Place

Dolores Huerta's House

A woman stands on a chair, arm raised, speaking into a microphone while surrounded by people
Dolores Huerta speaking at a United Farm Workers rally in Salinas, CA, in 1970.

Bob Fitch Photography Archive, Department of Special Collections, Stanford University Libraries

Quick Facts
Location:
909 Belmont Street, Delano, CA
Significance:
Home of labor organizer Dolores Huerta during the early days of Cesar Chavez' movement to organize farmworkers.
OPEN TO PUBLIC:
No
MANAGED BY:
Private Residence

Audio Description, Cellular Signal

Dolores Huerta lived in this house while she worked with Cesar Chavez to improve conditions for farmworkers.

This building is a private residence. Please respect the privacy of the family who lives here. Do not enter the fenced area.

Dolores Huerta

Dolores Huerta grew up during a time of economic and racial injustice in Stockton, California. She became a schoolteacher but couldn't stand seeing students come to class hungry. When she was 25 years old, famed community organizer Fred Ross recognized her talent and she became an organizer with the new chapter in Stockton of a Latino civil rights group called the Community Service Organization (CSO). Another CSO organizer was Cesar Chavez.
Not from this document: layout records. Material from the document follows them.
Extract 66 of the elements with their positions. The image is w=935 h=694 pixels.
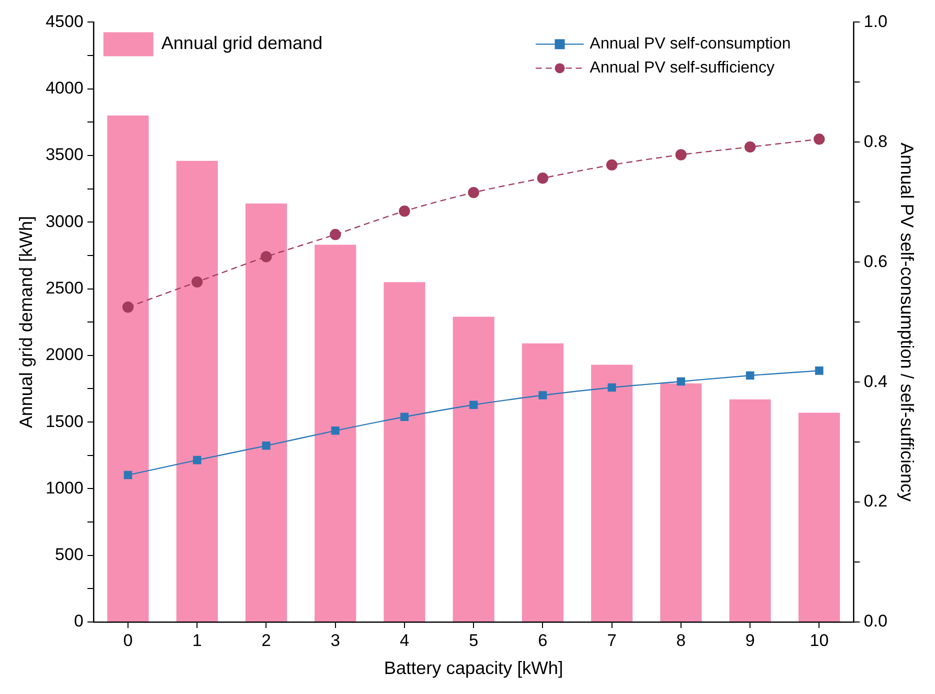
y2-tick-label: 0.0 (864, 612, 888, 631)
y2-tick-label: 0.8 (864, 132, 888, 151)
point (192, 276, 203, 288)
y-tick-label: 2500 (46, 278, 84, 298)
y-tick-label: 500 (55, 545, 84, 564)
point (331, 426, 340, 435)
bar (245, 203, 287, 622)
y2-tick-label: 0.6 (864, 252, 888, 271)
point (124, 470, 132, 480)
point (192, 456, 202, 464)
x-tick-label: 10 (810, 630, 829, 650)
bar (176, 160, 218, 622)
y2-tick-label: 0.2 (864, 492, 888, 511)
x-tick-label: 3 (330, 630, 340, 650)
x-tick-label: 7 (607, 630, 617, 650)
x-tick-label: 8 (676, 630, 686, 650)
x-tick-label: 0 (123, 630, 133, 650)
point (538, 391, 547, 400)
x-tick-label: 2 (261, 630, 271, 650)
point (744, 141, 756, 153)
point (260, 251, 272, 262)
point (676, 377, 686, 386)
y-tick-label: 3000 (46, 212, 84, 231)
point (122, 302, 134, 313)
point (814, 134, 825, 145)
bar (591, 364, 633, 622)
y2-tick-label: 1.0 (864, 12, 888, 31)
point (537, 172, 548, 184)
point (606, 159, 618, 171)
point (469, 400, 478, 410)
bar (660, 383, 702, 622)
y-tick-label: 1000 (46, 478, 84, 498)
y-tick-label: 4000 (46, 78, 84, 98)
x-tick-label: 5 (468, 630, 478, 650)
y-tick-label: 3500 (46, 145, 84, 164)
point (815, 366, 824, 375)
y-tick-label: 4500 (46, 12, 84, 31)
bar (384, 282, 426, 622)
x-tick-label: 9 (745, 630, 755, 650)
y-axis-title: Annual grid demand [kWh] (16, 216, 36, 428)
y2-axis-title: Annual PV self-consumption / self-sufficiency (897, 142, 918, 502)
y2-tick-label: 0.4 (864, 372, 888, 391)
point (608, 383, 616, 392)
y-tick-label: 0 (74, 612, 84, 631)
bar (798, 412, 840, 622)
point (746, 371, 754, 380)
point (400, 412, 409, 422)
legend-label: Annual grid demand (161, 33, 323, 54)
legend-label: Annual PV self-sufficiency (590, 60, 774, 77)
bar (452, 316, 494, 622)
bar (522, 343, 564, 622)
point (330, 228, 341, 240)
x-axis-title: Battery capacity [kWh] (384, 658, 564, 678)
legend-label: Annual PV self-consumption (590, 36, 791, 53)
point (262, 442, 270, 450)
point (468, 186, 480, 198)
y-tick-label: 2000 (46, 345, 84, 364)
bar (729, 399, 771, 622)
x-tick-label: 6 (538, 630, 548, 650)
point (675, 149, 687, 160)
bar (314, 244, 356, 622)
x-tick-label: 1 (192, 630, 202, 650)
y-tick-label: 1500 (46, 412, 84, 431)
bar (107, 116, 149, 622)
point (398, 206, 410, 217)
x-tick-label: 4 (400, 630, 410, 650)
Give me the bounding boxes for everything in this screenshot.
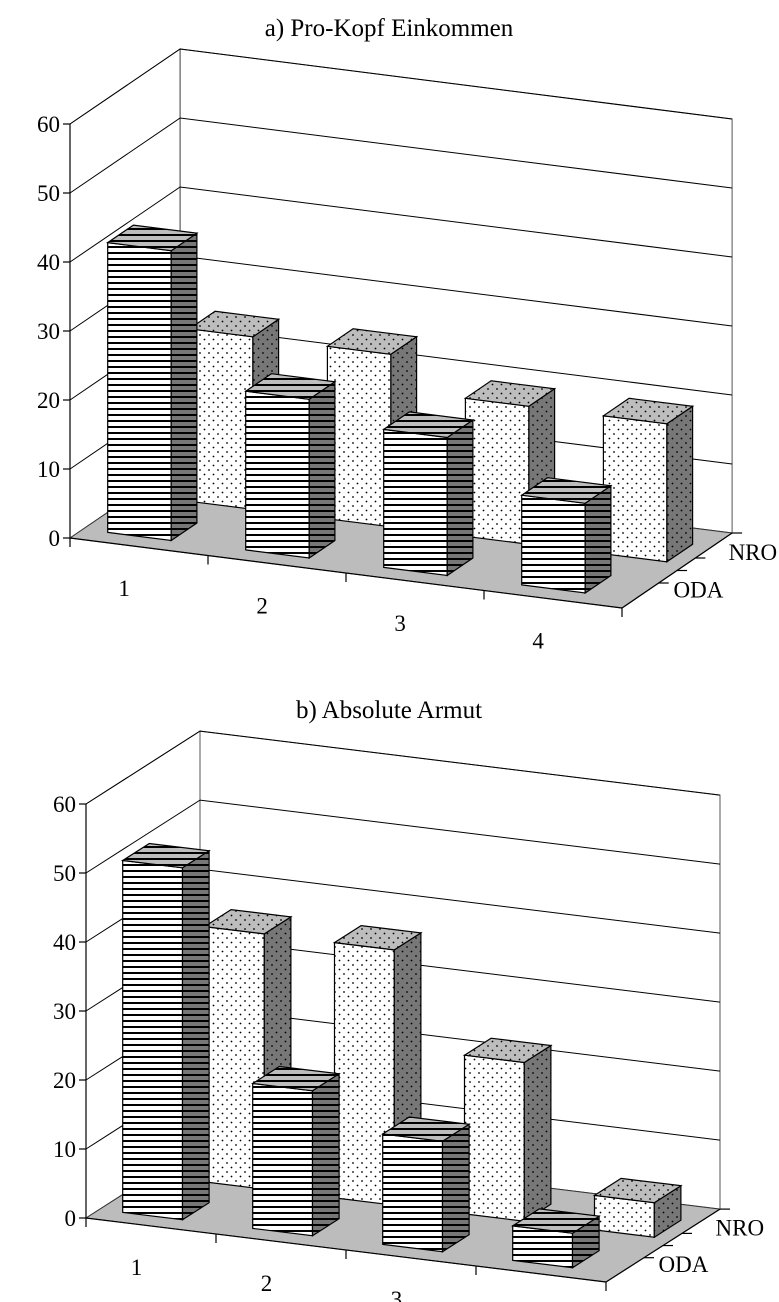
bar-nro-3-top xyxy=(462,1037,553,1064)
bar-oda-2-side xyxy=(308,380,336,560)
bar-oda-3-front xyxy=(382,1133,444,1253)
x-tick-label: 3 xyxy=(394,611,406,636)
series-label-nro: NRO xyxy=(729,540,778,565)
bar-oda-2 xyxy=(250,1065,341,1237)
bar-oda-3-top xyxy=(380,1116,471,1142)
bar-oda-3-top xyxy=(382,411,475,439)
bar-nro-1-top xyxy=(202,908,293,935)
bar-nro-3-side xyxy=(523,1044,552,1223)
y-tick-label: 40 xyxy=(37,250,60,275)
chart-title: a) Pro-Kopf Einkommen xyxy=(265,15,514,42)
bar-nro-4-side xyxy=(666,405,694,563)
chart-b: 01020304050601234ODANROb) Absolute Armut xyxy=(53,697,764,1302)
y-axis: 0 10 20 30 40 50 60 xyxy=(53,792,87,1231)
bar-oda-2-side xyxy=(311,1072,340,1237)
bar-nro-2-front xyxy=(326,345,392,528)
bar-nro-4-top xyxy=(601,397,695,425)
bar-oda-1-side xyxy=(181,849,210,1221)
bar-oda-2-front xyxy=(245,390,310,559)
bar-nro-4 xyxy=(592,1177,683,1239)
bar-nro-4 xyxy=(601,397,695,563)
gridline-50 xyxy=(69,117,733,194)
bar-oda-1-top xyxy=(120,842,211,869)
series-label-nro: NRO xyxy=(716,1215,765,1240)
bar-nro-2-top xyxy=(332,924,423,951)
bar-oda-1 xyxy=(120,842,211,1221)
y-tick-label: 30 xyxy=(37,319,60,344)
bar-oda-4 xyxy=(510,1208,601,1269)
gridline-50 xyxy=(85,799,721,874)
y-tick-label: 10 xyxy=(53,1137,76,1162)
bar-oda-4-top xyxy=(520,477,613,504)
bar-oda-3-side xyxy=(446,418,474,577)
bar-oda-3-side xyxy=(441,1123,470,1253)
gridline-60 xyxy=(85,730,721,805)
bar-oda-3 xyxy=(382,411,475,577)
y-tick-label: 50 xyxy=(53,861,76,886)
bar-oda-1 xyxy=(106,224,199,542)
x-tick-label: 1 xyxy=(118,576,130,601)
y-tick-label: 40 xyxy=(53,930,76,955)
y-tick-label: 20 xyxy=(37,388,60,413)
bar-nro-4-front xyxy=(602,415,668,563)
depth-axis: ODA NRO xyxy=(605,1208,765,1283)
y-tick-label: 0 xyxy=(49,526,61,551)
bar-nro-3-front xyxy=(463,1054,525,1222)
gridline-40 xyxy=(69,186,733,263)
x-tick-label: 3 xyxy=(391,1287,403,1302)
bar-oda-1-front xyxy=(107,241,172,542)
series-oda xyxy=(120,842,601,1269)
bar-nro-4-top xyxy=(592,1177,683,1204)
bar-nro-3 xyxy=(462,1037,553,1223)
series-oda xyxy=(106,224,613,595)
y-tick-label: 20 xyxy=(53,1068,76,1093)
y-axis: 0 10 20 30 40 50 60 xyxy=(37,112,71,551)
bar-oda-2-top xyxy=(250,1065,341,1092)
bar-oda-4-side xyxy=(584,484,612,595)
y-tick-label: 0 xyxy=(65,1206,77,1231)
bar-oda-2-front xyxy=(252,1082,314,1237)
bar-nro-1-front xyxy=(188,328,254,510)
series-label-oda: ODA xyxy=(659,1252,709,1277)
gridline-60 xyxy=(69,48,733,125)
bar-oda-1-side xyxy=(170,232,198,542)
chart-title: b) Absolute Armut xyxy=(296,697,482,724)
y-tick-label: 30 xyxy=(53,999,76,1024)
bar-oda-4-top xyxy=(510,1208,601,1234)
bar-oda-4 xyxy=(520,477,613,595)
bar-oda-3 xyxy=(380,1116,471,1253)
y-tick-label: 10 xyxy=(37,457,60,482)
x-tick-label: 1 xyxy=(131,1255,143,1280)
bar-oda-1-front xyxy=(122,859,184,1221)
series-label-oda: ODA xyxy=(674,577,724,602)
bar-nro-1-top xyxy=(187,310,281,338)
y-tick-label: 60 xyxy=(53,792,76,817)
bar-oda-2 xyxy=(244,373,337,560)
y-tick-label: 60 xyxy=(37,112,60,137)
bar-nro-3-top xyxy=(463,380,557,407)
bar-nro-3-front xyxy=(464,397,530,545)
bar-oda-3-front xyxy=(383,428,448,577)
bar-nro-1 xyxy=(202,908,293,1191)
bar-oda-1-top xyxy=(106,224,199,252)
x-tick-label: 4 xyxy=(532,628,544,653)
x-tick-label: 2 xyxy=(256,593,268,618)
bar-nro-2-top xyxy=(325,328,419,355)
x-axis: 1 2 3 4 xyxy=(69,537,623,653)
bar-oda-4-front xyxy=(521,494,586,594)
y-tick-label: 50 xyxy=(37,181,60,206)
x-tick-label: 2 xyxy=(261,1271,273,1296)
bar-oda-2-top xyxy=(244,373,337,400)
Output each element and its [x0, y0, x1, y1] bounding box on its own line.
Cesar and Dolores decided to create a farm workers union. Dolores resigned from the CSO in 1962 to help create the National Farm Workers Association (NFWA) along with Cesar, Gilbert Padilla, Manual Chavez, Julio Hernandez and other early organizers. Dolores, Cesar and Gilbert drew on the community organizing principles they learned in CSO, convinced that it would take more than a union to help farm workers overcome the crippling dilemmas they faced at both the work site and in their communities; it would take a movement.

In its early years, NFWA organized workers by providing them with services. By 1965, the NFWA had 1,200 member families.

When Filipino union leader Larry Itliong reached out to Cesar, encouraging the NFWA to join the Filipinos' strike. Dolores strongly encouraged NFWA members to join the strike. She spent decades leading strikes, helping to organize boycotts, negotiating union contracts and lobbying at the state and national capitals. She was arrested more than two dozen times.

When Cesar conducted his second public fast in Phoenix in 1972, after Arizona passed a law banning farm worker strikes and boycotts, some union supporters said the growers and their allies were too powerful to overcome-"No se puede" ("No, it can't be done)," they argued. Dolores replied "¡Si se puede!" ("Yes, it can be done!"). She popularized the slogan during the UFW campaign in Arizona, and it has been adopted by people fighting for justice around the world.

Today, Dolores Huerta continues fighting for the rights of farm workers and equal treatment of women and other underrepresented groups.